Jake Wholey

Personal information
- Full name: Jake Anthony Wholey
- Date of birth: 14 December 1993 (age 32)
- Place of birth: Nottingham, England
- Height: 5 ft 10 in (1.78 m)
- Position: Defender

Youth career
- Leicester City
- 2010–2013: Notts County

Senior career*
- Years: Team / Apps / (Gls)
- 2011–2013: Notts County / 2 / (0)
- 2013: → Ilkeston (loan) / 6 / (0)
- 2013: Ånge / 10 / (3)
- 2013: Ånge 2 / 1 / (0)
- 2014–2015: Nottingham Forest / 0 / (0)
- 2015: Grantham Town
- 2015: Basford United

= Jake Wholey =

English footballer

Jake Anthony Wholey (born 1993) is an English footballer who plays as a left back.

==Career==
Wholey started his career in the youth side with Leicester City.
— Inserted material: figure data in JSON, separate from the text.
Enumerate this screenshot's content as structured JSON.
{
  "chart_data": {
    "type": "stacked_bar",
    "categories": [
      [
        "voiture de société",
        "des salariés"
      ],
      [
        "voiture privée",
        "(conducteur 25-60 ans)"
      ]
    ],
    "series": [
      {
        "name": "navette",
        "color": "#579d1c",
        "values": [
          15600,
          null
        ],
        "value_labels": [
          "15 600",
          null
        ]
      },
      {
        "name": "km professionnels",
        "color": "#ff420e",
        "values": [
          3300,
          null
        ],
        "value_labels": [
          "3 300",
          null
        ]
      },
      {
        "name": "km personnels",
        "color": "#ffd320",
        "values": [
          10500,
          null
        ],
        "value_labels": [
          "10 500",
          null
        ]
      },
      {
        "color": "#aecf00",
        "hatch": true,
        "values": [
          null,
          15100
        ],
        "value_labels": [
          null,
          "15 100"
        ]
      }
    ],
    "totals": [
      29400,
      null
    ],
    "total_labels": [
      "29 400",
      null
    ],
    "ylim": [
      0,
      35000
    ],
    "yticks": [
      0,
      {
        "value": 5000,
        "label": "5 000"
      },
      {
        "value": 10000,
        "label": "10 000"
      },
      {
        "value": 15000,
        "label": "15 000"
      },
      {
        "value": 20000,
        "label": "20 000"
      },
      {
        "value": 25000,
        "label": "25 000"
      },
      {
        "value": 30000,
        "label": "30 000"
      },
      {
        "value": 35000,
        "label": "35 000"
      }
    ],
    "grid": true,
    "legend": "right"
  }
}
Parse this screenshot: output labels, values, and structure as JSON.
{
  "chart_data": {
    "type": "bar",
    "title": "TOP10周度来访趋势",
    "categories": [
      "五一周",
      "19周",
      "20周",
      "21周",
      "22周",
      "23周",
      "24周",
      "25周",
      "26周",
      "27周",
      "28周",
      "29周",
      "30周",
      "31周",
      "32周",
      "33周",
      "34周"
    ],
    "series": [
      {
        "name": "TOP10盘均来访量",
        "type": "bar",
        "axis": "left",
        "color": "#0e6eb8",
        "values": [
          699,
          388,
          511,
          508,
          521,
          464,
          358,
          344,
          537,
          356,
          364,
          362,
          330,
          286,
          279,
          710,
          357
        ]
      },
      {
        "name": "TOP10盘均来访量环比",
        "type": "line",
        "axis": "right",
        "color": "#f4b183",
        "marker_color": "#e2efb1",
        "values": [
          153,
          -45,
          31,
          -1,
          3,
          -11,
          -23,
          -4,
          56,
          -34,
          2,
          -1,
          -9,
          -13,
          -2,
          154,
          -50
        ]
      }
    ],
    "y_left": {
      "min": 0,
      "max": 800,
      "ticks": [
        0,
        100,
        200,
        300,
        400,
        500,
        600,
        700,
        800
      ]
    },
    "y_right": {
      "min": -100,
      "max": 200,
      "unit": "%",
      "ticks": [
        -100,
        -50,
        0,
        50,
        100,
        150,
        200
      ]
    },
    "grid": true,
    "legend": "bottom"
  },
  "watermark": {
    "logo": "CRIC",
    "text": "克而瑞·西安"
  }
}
In the summer of 2010 he joined Notts County and made his professional debut on 16 April 2011, in the Football League One 2–0 defeat to Bournemouth at Meadow Lane, coming on as a second-half substitute for Ricky Ravenhill. In February 2013, Wholey joined Ilkeston on loan in the Northern Premier League Premier Division, making six appearances in all competitions. In the summer of 2013 Wholey moved to Swedish Division 3 club Ånge IF. He played for Ånge with his former Notts County teammate Lewis Whiteley.